Non-Motorized transportation improvements coming to city streets this summer

St. Joe’s, City of Ypsilanti, and WATS collaborate on improving safety on Ypsilanti’s roads

The City of Ypsilanti is collaborating with St. Joseph Mercy Ann Arbor and Washtenaw Area Transportation Study (WATS) to explore traffic -calming measures to reduce speeds on city streets and improve safety for pedestrians and bicyclists.  The following streets are part of this city effort: 

  • Second Ave, from Michigan Ave. to Monroe
  • Cross, from Prospect to River Street
  • Prospect, from Cross north to City Limits 
  • N. Mansfield, from Washtenaw Ave to Congress

Ypsilanti and partner agencies will be testing low-cost design concepts aimed at walking and bicycling improvements. The design concepts are being informed by NACTO, (the National Association of City Transportation Officials)  and the MMUTCD (Michigan Manual on Uniform Traffic Control Devices).  

“The City of Ypsilanti is committed to creating an environment that supports the health, safety, and welfare of all of our residents and visitors. By enabling people to bike and walk to work, for errands, for exercise, and for recreation, and by encouraging drivers to drive more safely within the City, we can help everyone lead longer, healthier, and more fulfilling lives,” stated Frances McMullan, City Manager.  “As we recover from the effects of coronavirus, it’s more important than ever to support healthy living.”

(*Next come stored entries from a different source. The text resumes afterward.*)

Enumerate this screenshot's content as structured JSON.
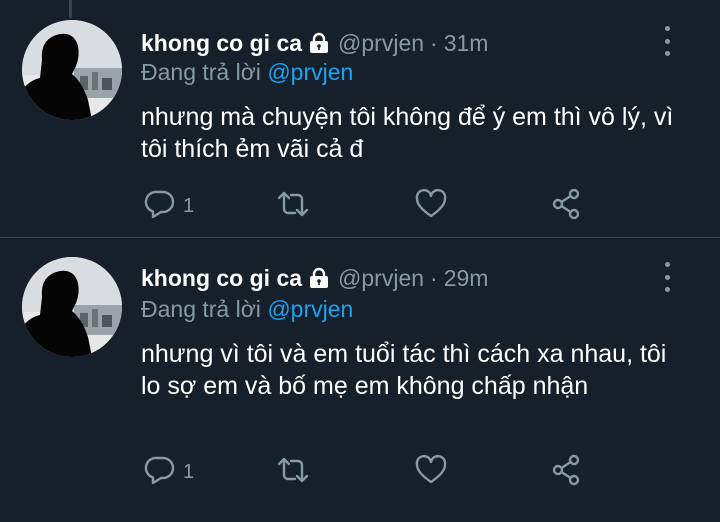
{
  "colors": {
    "background": "#15202b",
    "primary_text": "#ffffff",
    "secondary_text": "#8899a6",
    "link": "#1da1f2",
    "divider": "#38444d"
  },
  "tweets": [
    {
      "display_name": "khong co gi ca",
      "protected_icon": "lock-icon",
      "handle": "@prvjen",
      "separator": "·",
      "time": "31m",
      "replying_prefix": "Đang trả lời",
      "replying_to": "@prvjen",
      "text": "nhưng mà chuyện tôi không để ý em thì vô lý, vì tôi thích ẻm vãi cả đ",
      "reply_count": "1",
      "icons": {
        "reply": "reply-icon",
        "retweet": "retweet-icon",
        "like": "heart-icon",
        "share": "share-icon",
        "more": "more-vertical-icon"
      }
    },
    {
      "display_name": "khong co gi ca",
      "protected_icon": "lock-icon",
      "handle": "@prvjen",
      "separator": "·",
      "time": "29m",
      "replying_prefix": "Đang trả lời",
      "replying_to": "@prvjen",
      "text": "nhưng vì tôi và em tuổi tác thì cách xa nhau, tôi lo sợ em và bố mẹ em không chấp nhận",
      "reply_count": "1",
      "icons": {
        "reply": "reply-icon",
        "retweet": "retweet-icon",
        "like": "heart-icon",
        "share": "share-icon",
        "more": "more-vertical-icon"
      }
    }
  ]
}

“St. Joe’s is focused on community efforts aimed at positively influencing the social determinants that influence one’s health to reduce the health disparities we know exist in our community, ” said Alonzo Lewis, president, St. Joseph Mercy Ann Arbor, and Livingston hospitals.  “Supporting the city of Ypsilanti and WATS to create safer streets and promote pedestrian and bicycle use is a great example where we can influence our community’s broader health and wellbeing.” 

The project areas were chosen for this project due to recent and recurring complaints about driver behavior, including speeding, as well as requests to improve pedestrian and bicycle facilities in these areas.  

As the project gets underway, miwats.org/route-ypsilanti will be updated with project details and opportunities for public engagement.